‘Turn in the bad ones’: Trump asks local police to help deport undocumented immigrants

Hunter Walker
·White House Correspondent

President Trump told a Wednesday gathering of police chiefs and sheriffs that he wants their help identifying and deporting criminals who illegally immigrated to the U.S.

“I want you to turn in the bad ones,” Trump said in a speech at the winter conference of the Major Cities Chiefs Association.

Trump said he’s been speaking to “a lot of law enforcement officials” since taking office last month. During last year’s campaign, Trump’s hard-line approach to illegal immigration was a key plank of his White House bid.

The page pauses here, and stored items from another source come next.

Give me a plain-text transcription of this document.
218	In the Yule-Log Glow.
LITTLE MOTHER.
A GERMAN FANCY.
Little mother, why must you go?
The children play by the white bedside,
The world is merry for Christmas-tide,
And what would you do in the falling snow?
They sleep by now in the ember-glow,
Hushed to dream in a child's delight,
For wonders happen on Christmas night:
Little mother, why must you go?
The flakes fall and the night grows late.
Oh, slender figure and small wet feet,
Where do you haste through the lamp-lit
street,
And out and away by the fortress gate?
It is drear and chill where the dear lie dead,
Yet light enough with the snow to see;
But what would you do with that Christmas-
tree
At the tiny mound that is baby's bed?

The president claimed that the authorities he has conferred with have suggested that drugs are responsible for the vast majority of crime. He further vowed to aggressively confront the drug cartels.

“We’re going to stop those drugs from poisoning our youth, from poisoning our people. We’re going to be ruthless in that fight. We have no choice, and we’re going to take that fight to the drug cartels and work to liberate our communities from their terrible grip of violence,” Trump said.

He went on to ask the local law enforcement leaders in attendance to help in this battle against drugs by informing the Department of Homeland Security about the identities of “illegal immigrant gang members.” He told the audience they have the “power and knowledge” necessary to tell Homeland Security Secretary John Kelly “who the illegal immigrant gang members are.”

“You have that power because you know them. You’re there, you’re local, you know the illegals, you know them by their first name, you know them by their nicknames. You have that power. The federal government can never be that precise, but you’re in the neighborhoods. You know the bad ones. You know the good ones,” Trump said.

President Trump speaks to members of the law enforcement at the Major Cities Chiefs Association Winter Conference in Washington. (Photo: Joshua Roberts/Reuters)
President Trump speaks to law enforcement officials at the Major Cities Chiefs Association winter conference in Washington. (Photo: Joshua Roberts/Reuters)

Last month, Trump signed executive orders with dramatic measures to curb illegal immigration, as well as establishing that his administration wanted “the immediate construction of a physical wall on the southern border.” His executive orders also contained measures designed to push local authorities to assist with deportations. He called for empowering local law enforcement to enforce federal immigration laws and for the defunding of so-called sanctuary cities, where officials refuse to hand over some undocumented immigrants for deportation.

As he concluded his comments on the issue during the Wednesday speech, Trump suggested that much of the country’s crime is driven by immigrant gang members.

“So much of the problems — you look at Chicago and you look at other places — so many of the problems are caused by gang members, many of whom are not even legally in our country,” he said.

But according to CBS’ Chicago affiliate, local police “have never linked the violence to an influx of illegal immigrants. Rather, they say, prison sentences for gun crimes are too lenient, allowing repeat offenders with gang ties out on the street to commit more violence.”